Catarina Martins contraria António Costa: era possível "ter ido mais longe"

Postado Setembro 20, 2017

A coordenadora do Bloco de Esquerda, Catarina Martins, disse nesta terça-feira não perceber o porquê de o secretário-geral comunista ter tomado as dores dos "autarcas que se calaram perante as maldades da troika", rejeitando atacar o PCP, com quem tem caminhos convergentes.

No capítulo da história "As autarquias foram cúmplices no silêncio em relação à destruição de serviços públicos", Jerónimo de Sousa conta a fábula da raposa e das uvas.

"Eu critiquei autarcas que se calaram perante as maldades da troika".

A solução de governo parece ter acabado com muitos ódios históricos - aquele antigo entre socialistas e comunistas, por exemplo - mas não conseguiu rebentar com um mal-estar que tem 18 anos, o tempo de vida Bloco de Esquerda, que nasceu com dissidentes do PCP e que desde o primeiro dia foi atacado pelo velho partido.

"Os próprios dados da economia e da execução orçamental do ano passado mostram que podíamos ter ido mais longe", defendeu Catarina Martins, citada pela Lusa, acrescentando que "ficou a faltar investimento em tanta coisa e, de facto, gastámos menos do que poderíamos ter gasto nos setores essenciais e as contas da execução orçamental mostram-no". "Nós temos outros adversários e temos também caminhos convergentes para fazer juntos", respondeu Catarina Martins aos jornalistas, no final do comício desta noite da campanha autárquica em Gondomar, no distrito do Porto.

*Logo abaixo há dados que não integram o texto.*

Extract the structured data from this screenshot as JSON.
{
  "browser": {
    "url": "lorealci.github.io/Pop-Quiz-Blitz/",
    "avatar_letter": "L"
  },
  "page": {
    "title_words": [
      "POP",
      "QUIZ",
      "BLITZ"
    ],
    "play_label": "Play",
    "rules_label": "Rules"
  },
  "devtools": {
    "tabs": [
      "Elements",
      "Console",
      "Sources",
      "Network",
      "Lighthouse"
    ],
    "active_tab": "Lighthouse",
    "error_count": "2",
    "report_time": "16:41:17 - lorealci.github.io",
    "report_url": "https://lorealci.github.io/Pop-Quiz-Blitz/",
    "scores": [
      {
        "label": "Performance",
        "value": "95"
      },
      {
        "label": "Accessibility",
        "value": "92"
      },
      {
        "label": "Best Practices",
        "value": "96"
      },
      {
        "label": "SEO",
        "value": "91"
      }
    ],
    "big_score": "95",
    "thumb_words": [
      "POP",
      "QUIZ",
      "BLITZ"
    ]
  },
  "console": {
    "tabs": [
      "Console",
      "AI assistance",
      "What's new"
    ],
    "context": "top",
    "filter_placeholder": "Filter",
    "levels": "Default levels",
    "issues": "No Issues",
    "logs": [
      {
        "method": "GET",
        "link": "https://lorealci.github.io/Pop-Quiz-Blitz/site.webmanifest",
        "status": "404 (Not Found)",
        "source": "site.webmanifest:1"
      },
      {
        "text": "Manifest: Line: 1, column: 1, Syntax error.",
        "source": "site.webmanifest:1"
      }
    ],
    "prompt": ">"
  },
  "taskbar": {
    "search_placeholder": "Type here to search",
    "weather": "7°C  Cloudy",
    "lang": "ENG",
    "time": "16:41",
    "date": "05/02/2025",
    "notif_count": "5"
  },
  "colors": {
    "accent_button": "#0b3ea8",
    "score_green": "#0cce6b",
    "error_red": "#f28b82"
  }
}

A líder do BE recordou a época em que o poder local se implantou, o que deu origem à "alternância e rotativismo que tem existido nas forças políticas", considerando que "por razões próprias da sua fórmula" este é um poder "demasiadamente presidencialista" e "às vezes, também, clientelar, pouco transparente".

Sem esconder as "divergências que são conhecidas", Catarina Martins prefere focar-se na necessidade de um "trabalho convergente sobre aquilo que é essencial".

"Fico absolutamente chocada com o silêncio das autarquias durante anos e anos enquanto as suas populações viam ser degradados os serviços que lhes dão apoio (.) Esse silêncio foi um silêncio cúmplice da destruição dos serviços públicos e é também para mudar este estado de coisas que o Bloco de Esquerda se apresenta às eleições autárquicas, disse Catarina Martins, num comício da Marinha Grande".